Maine's Secretary of State is appealing a Superior Court ruling decision that could decide whether voters will use ranked-choice voting in this fall's presidential election.
The appeal follows a decision by the Superior Court that a person circulating petitions for a ballot initiative does not have to be a registered voter while they are collecting signatures, only when they turn them in.
That ruling reversed a decision by Maine’s Secretary of State that had disqualified several hundred names and kept a Republican-backed repeal effort of ranked-choice voting off the fall ballot.

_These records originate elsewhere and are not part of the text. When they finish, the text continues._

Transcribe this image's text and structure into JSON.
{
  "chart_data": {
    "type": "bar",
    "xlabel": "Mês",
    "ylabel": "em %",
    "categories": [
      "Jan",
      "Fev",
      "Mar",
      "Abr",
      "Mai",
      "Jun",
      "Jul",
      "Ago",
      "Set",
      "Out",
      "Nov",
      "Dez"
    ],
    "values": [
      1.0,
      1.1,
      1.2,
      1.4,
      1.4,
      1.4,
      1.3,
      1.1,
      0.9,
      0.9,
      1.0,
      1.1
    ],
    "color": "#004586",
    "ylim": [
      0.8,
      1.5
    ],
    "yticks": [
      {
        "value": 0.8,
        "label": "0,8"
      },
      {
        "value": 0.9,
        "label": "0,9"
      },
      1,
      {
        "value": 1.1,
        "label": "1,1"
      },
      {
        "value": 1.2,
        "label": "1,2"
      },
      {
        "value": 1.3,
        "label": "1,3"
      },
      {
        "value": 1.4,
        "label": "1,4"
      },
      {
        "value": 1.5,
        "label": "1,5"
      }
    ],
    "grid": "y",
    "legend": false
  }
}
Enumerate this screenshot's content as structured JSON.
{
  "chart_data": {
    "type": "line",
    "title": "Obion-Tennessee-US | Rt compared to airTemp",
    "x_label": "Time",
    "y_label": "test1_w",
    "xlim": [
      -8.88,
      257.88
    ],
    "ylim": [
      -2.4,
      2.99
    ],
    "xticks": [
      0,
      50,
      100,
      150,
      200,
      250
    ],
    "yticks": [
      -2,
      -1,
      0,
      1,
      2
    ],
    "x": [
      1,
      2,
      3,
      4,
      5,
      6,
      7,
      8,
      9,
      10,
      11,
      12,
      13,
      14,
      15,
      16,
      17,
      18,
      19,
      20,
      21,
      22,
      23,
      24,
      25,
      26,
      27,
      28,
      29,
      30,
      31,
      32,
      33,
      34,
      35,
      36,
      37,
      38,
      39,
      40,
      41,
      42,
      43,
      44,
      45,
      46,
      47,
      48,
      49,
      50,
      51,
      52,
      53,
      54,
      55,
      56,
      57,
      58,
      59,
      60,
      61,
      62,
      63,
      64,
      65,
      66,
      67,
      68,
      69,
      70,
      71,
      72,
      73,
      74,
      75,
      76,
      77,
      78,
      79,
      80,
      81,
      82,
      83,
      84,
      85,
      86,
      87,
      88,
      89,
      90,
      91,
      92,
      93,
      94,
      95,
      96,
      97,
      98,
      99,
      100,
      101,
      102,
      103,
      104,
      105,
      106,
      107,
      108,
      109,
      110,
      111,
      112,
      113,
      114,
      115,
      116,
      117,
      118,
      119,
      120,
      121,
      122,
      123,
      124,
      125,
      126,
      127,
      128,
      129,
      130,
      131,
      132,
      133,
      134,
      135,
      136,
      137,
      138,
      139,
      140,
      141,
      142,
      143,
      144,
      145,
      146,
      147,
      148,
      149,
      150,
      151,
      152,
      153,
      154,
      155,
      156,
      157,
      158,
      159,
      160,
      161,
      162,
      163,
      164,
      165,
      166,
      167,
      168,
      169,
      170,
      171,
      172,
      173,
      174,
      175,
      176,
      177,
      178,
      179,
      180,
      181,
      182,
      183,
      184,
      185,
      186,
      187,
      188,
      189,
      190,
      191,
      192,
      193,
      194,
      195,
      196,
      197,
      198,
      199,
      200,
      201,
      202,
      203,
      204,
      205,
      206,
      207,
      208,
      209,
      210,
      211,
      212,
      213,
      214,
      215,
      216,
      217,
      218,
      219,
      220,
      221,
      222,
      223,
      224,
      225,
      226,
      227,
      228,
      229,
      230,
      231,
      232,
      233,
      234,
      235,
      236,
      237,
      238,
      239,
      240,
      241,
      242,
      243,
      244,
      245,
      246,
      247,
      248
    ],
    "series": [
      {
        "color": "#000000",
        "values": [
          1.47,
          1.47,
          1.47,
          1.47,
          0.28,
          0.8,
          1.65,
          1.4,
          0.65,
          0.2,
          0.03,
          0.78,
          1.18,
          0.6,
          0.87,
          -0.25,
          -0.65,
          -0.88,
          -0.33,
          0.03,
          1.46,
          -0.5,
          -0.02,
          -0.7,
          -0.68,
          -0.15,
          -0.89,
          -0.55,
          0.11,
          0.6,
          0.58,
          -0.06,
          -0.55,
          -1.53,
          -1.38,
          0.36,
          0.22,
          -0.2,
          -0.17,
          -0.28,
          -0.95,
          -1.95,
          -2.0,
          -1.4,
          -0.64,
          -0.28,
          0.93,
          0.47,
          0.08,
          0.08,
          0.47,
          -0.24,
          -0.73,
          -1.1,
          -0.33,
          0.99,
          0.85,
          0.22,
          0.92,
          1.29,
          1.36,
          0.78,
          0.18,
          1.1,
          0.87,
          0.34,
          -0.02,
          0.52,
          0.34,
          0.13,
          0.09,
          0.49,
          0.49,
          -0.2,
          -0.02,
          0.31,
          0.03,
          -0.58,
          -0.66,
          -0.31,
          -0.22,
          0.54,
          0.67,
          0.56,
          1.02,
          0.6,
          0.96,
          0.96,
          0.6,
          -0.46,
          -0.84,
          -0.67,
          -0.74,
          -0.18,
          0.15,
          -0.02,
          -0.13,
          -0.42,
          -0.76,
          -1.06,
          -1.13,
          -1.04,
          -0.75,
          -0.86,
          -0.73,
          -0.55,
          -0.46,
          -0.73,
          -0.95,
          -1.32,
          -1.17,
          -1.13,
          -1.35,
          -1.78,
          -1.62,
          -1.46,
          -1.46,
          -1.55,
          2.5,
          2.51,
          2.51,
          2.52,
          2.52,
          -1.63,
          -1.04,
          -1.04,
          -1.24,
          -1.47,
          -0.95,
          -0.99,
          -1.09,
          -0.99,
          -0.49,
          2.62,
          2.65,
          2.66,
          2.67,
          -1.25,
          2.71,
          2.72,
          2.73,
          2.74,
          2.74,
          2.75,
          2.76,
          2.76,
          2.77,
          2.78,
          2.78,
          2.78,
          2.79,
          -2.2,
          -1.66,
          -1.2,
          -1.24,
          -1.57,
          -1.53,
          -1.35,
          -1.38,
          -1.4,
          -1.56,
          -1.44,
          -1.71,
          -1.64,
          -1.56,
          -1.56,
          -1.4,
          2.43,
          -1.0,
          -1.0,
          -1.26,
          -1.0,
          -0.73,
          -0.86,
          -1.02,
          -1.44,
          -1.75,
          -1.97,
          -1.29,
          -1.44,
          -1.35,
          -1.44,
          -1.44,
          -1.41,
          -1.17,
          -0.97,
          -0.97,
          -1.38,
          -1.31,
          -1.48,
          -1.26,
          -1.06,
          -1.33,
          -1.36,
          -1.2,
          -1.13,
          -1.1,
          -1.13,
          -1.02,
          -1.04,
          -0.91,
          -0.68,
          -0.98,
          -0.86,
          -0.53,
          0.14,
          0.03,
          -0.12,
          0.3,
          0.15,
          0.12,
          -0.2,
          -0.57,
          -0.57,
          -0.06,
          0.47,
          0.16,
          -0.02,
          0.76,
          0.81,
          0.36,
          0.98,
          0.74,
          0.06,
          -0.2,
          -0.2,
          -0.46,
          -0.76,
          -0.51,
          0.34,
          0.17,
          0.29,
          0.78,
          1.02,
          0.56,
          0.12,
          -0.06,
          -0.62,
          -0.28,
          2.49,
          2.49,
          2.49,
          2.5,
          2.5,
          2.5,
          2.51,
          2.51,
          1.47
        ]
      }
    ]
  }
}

In arguments before the Maine Supreme Judicial Court, Assistant Attorney General Phyliss Gardener argued that the lower court was wrong, which prompted a question from acting Supreme Court Chief Justice Andrew Mead: “The Superior Court’s reversal of the Secretary of State’s determination contains an obvious error that still must be corrected and, once corrected, will alter the outcome. But don’t we — in order to reach that — don’t we have to start jumping into the facts of the case down there in order to have a likelihood of success we really have to get down to the nitty-gritty of what the Superior Court did with the math?”
That question is important because the Supreme Court’s role is to interpret the law as applied to the facts in the case and not the facts themselves.
The answer could affect the presidential race in Maine, because if the petitions are ruled valid, then the use of ranked-choice voting would be suspended until voters decide the issue in November.